Kitty Hawk spent nearly three months of the deployment in the Arabian Gulf, enforcing the no-fly zone over Southern Iraq. During this period, CVW-5 flew 1,300 combat sorties over Iraq, and dropped more than 20 tons of ordnance during five strikes against Iraqi air defense and military sites.

"We were ready to drop (ordnance) on targets every day," said Capt. Richard McHarg, Commander, Carrier Air Wing FIVE. "When we were called on to do that, we did it with success every time."

While underway, CVW-5 pilots flew over 8,800 sorties in 116 days, which set the pace for a very busy schedule for the rest of the ship.

Keeping the 38-year old, 86,000-ton warship moving requires tremendous effort from each department on board.

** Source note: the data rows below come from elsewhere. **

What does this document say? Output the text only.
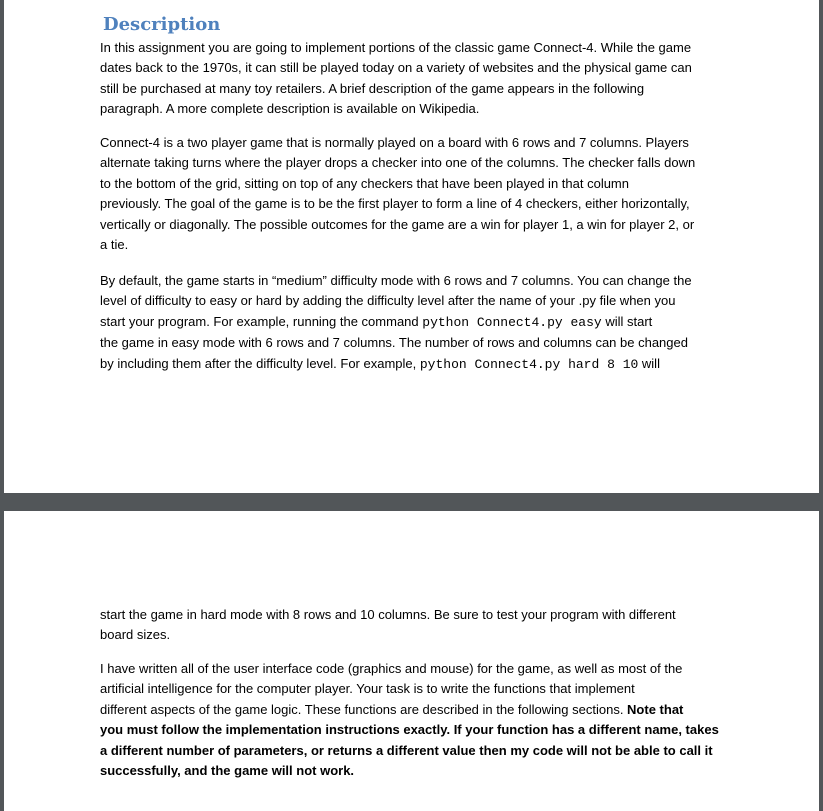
Description

In this assignment you are going to implement portions of the classic game Connect-4. While the game
dates back to the 1970s, it can still be played today on a variety of websites and the physical game can
still be purchased at many toy retailers. A brief description of the game appears in the following
paragraph. A more complete description is available on Wikipedia.

Connect-4 is a two player game that is normally played on a board with 6 rows and 7 columns. Players
alternate taking turns where the player drops a checker into one of the columns. The checker falls down
to the bottom of the grid, sitting on top of any checkers that have been played in that column
previously. The goal of the game is to be the first player to form a line of 4 checkers, either horizontally,
vertically or diagonally. The possible outcomes for the game are a win for player 1, a win for player 2, or
a tie.

By default, the game starts in “medium” difficulty mode with 6 rows and 7 columns. You can change the
level of difficulty to easy or hard by adding the difficulty level after the name of your .py file when you
start your program. For example, running the command python Connect4.py easy will start
the game in easy mode with 6 rows and 7 columns. The number of rows and columns can be changed
by including them after the difficulty level. For example, python Connect4.py hard 8 10 will

start the game in hard mode with 8 rows and 10 columns. Be sure to test your program with different
board sizes.

I have written all of the user interface code (graphics and mouse) for the game, as well as most of the
artificial intelligence for the computer player. Your task is to write the functions that implement
different aspects of the game logic. These functions are described in the following sections. Note that
you must follow the implementation instructions exactly. If your function has a different name, takes
a different number of parameters, or returns a different value then my code will not be able to call it
successfully, and the game will not work.
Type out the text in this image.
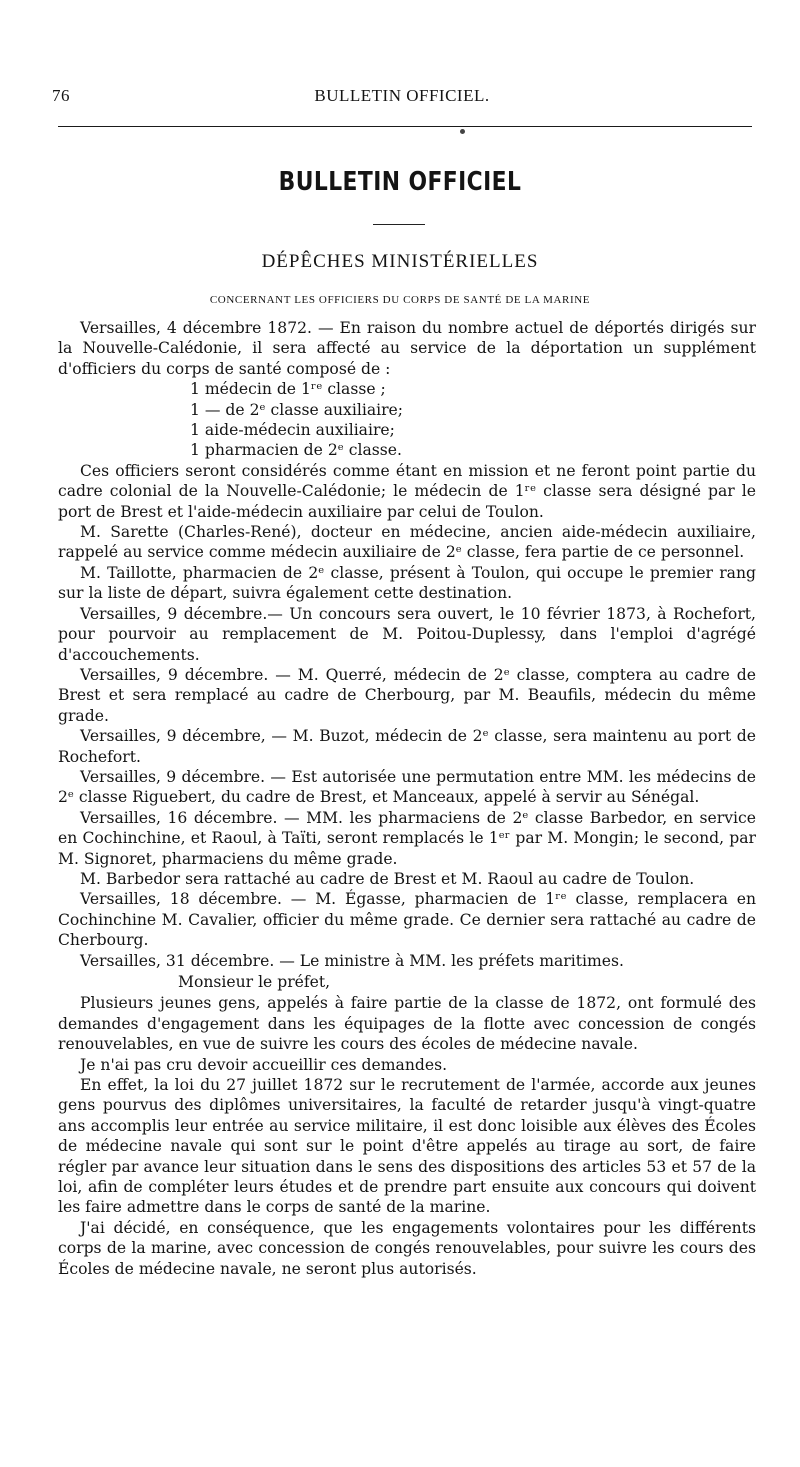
76	BULLETIN OFFICIEL.
BULLETIN OFFICIEL
DÉPÊCHES MINISTÉRIELLES
CONCERNANT LES OFFICIERS DU CORPS DE SANTÉ DE LA MARINE

Versailles, 4 décembre 1872. — En raison du nombre actuel de déportés dirigés sur la Nouvelle-Calédonie, il sera affecté au service de la déportation un supplément d'officiers du corps de santé composé de :

1 médecin de 1ʳᵉ classe ;
1 — de 2ᵉ classe auxiliaire;
1 aide-médecin auxiliaire;
1 pharmacien de 2ᵉ classe.

Ces officiers seront considérés comme étant en mission et ne feront point partie du cadre colonial de la Nouvelle-Calédonie; le médecin de 1ʳᵉ classe sera désigné par le port de Brest et l'aide-médecin auxiliaire par celui de Toulon.

M. Sarette (Charles-René), docteur en médecine, ancien aide-médecin auxiliaire, rappelé au service comme médecin auxiliaire de 2ᵉ classe, fera partie de ce personnel.

M. Taillotte, pharmacien de 2ᵉ classe, présent à Toulon, qui occupe le premier rang sur la liste de départ, suivra également cette destination.

Versailles, 9 décembre.— Un concours sera ouvert, le 10 février 1873, à Rochefort, pour pourvoir au remplacement de M. Poitou-Duplessy, dans l'emploi d'agrégé d'accouchements.

Versailles, 9 décembre. — M. Querré, médecin de 2ᵉ classe, comptera au cadre de Brest et sera remplacé au cadre de Cherbourg, par M. Beaufils, médecin du même grade.

Versailles, 9 décembre, — M. Buzot, médecin de 2ᵉ classe, sera maintenu au port de Rochefort.

Versailles, 9 décembre. — Est autorisée une permutation entre MM. les médecins de 2ᵉ classe Riguebert, du cadre de Brest, et Manceaux, appelé à servir au Sénégal.

Versailles, 16 décembre. — MM. les pharmaciens de 2ᵉ classe Barbedor, en service en Cochinchine, et Raoul, à Taïti, seront remplacés le 1ᵉʳ par M. Mongin; le second, par M. Signoret, pharmaciens du même grade.

M. Barbedor sera rattaché au cadre de Brest et M. Raoul au cadre de Toulon.

Versailles, 18 décembre. — M. Égasse, pharmacien de 1ʳᵉ classe, remplacera en Cochinchine M. Cavalier, officier du même grade. Ce dernier sera rattaché au cadre de Cherbourg.

Versailles, 31 décembre. — Le ministre à MM. les préfets maritimes.

Monsieur le préfet,

Plusieurs jeunes gens, appelés à faire partie de la classe de 1872, ont formulé des demandes d'engagement dans les équipages de la flotte avec concession de congés renouvelables, en vue de suivre les cours des écoles de médecine navale.

Je n'ai pas cru devoir accueillir ces demandes.

En effet, la loi du 27 juillet 1872 sur le recrutement de l'armée, accorde aux jeunes gens pourvus des diplômes universitaires, la faculté de retarder jusqu'à vingt-quatre ans accomplis leur entrée au service militaire, il est donc loisible aux élèves des Écoles de médecine navale qui sont sur le point d'être appelés au tirage au sort, de faire régler par avance leur situation dans le sens des dispositions des articles 53 et 57 de la loi, afin de compléter leurs études et de prendre part ensuite aux concours qui doivent les faire admettre dans le corps de santé de la marine.

J'ai décidé, en conséquence, que les engagements volontaires pour les différents corps de la marine, avec concession de congés renouvelables, pour suivre les cours des Écoles de médecine navale, ne seront plus autorisés.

The numbers only tell part of the tale: the ship consumed more than 34,000,000 gallons of fuel, while CVW-5 jets burned nearly 16,000,000 gallons more; Hawk’s Deck, Air and Supply Departments coordinated 78 underway replenishment evolutions, each involving hundreds of Sailors; Hawk’s engineers filtered over 28,000,000 gallons of fresh water, while Hawk’s galleys served more than 2,500,000 meals and ship’s stores sold more than $3,500,000 in goods.

But Hawk’s deployment, like that of any Navy ship, was not only about flying or steaming. Hawk/FIVE team got its fill of several popular ports, including Jebel Ali and Dubai, United Arab Emirates; Bahrain; Perth, Australia, and Pattaya, Thailand. For many of the Sailors, the deployment was the first time they’d ventured to foreign lands outside of Japan. But each ended the deployment with a different favorite.

"Guam was the best," said Boatswain’s Mate Third Class (Surface Warfare) Ricardo Valverde, from Hawk’s Deck Department and a native of Ft. Lauderdale, Fla. "The weather and beaches were the nicest, and it was just like being back in the states or in Hawaii."

For Machinist’s Mate Fireman Stacey Webb, from Burlington, N.C., working in Hawk’s Engineering Department, visiting Thailand was the highlight of the deployment.

"Australia was fun, but in Thailand I got the chance to see my godmother and her seven children," Webb said. While in Thailand, Webb visited Bangkok’s famous Golden Buddha, and bought hand-carved wooden souveniers to commemorate his trip.

Of all the impressive facts and numbers of this deployment, one stands out in particular; Hawk’s crewmembers safely responded to several casualties, including two large fires, ensuring the ship was able to carry out it’s mission.

"I don’t think there’s another carrier or air wing that could do what we do," said Capt. Matthew Tuohy, Hawk’s commanding officer. "With no notice we went from a three-month exercise deployment to a six-month real-world tasking. We exceeded every tasking afloat while being superb ambassadors of the U.S. and the U.S. Navy ashore."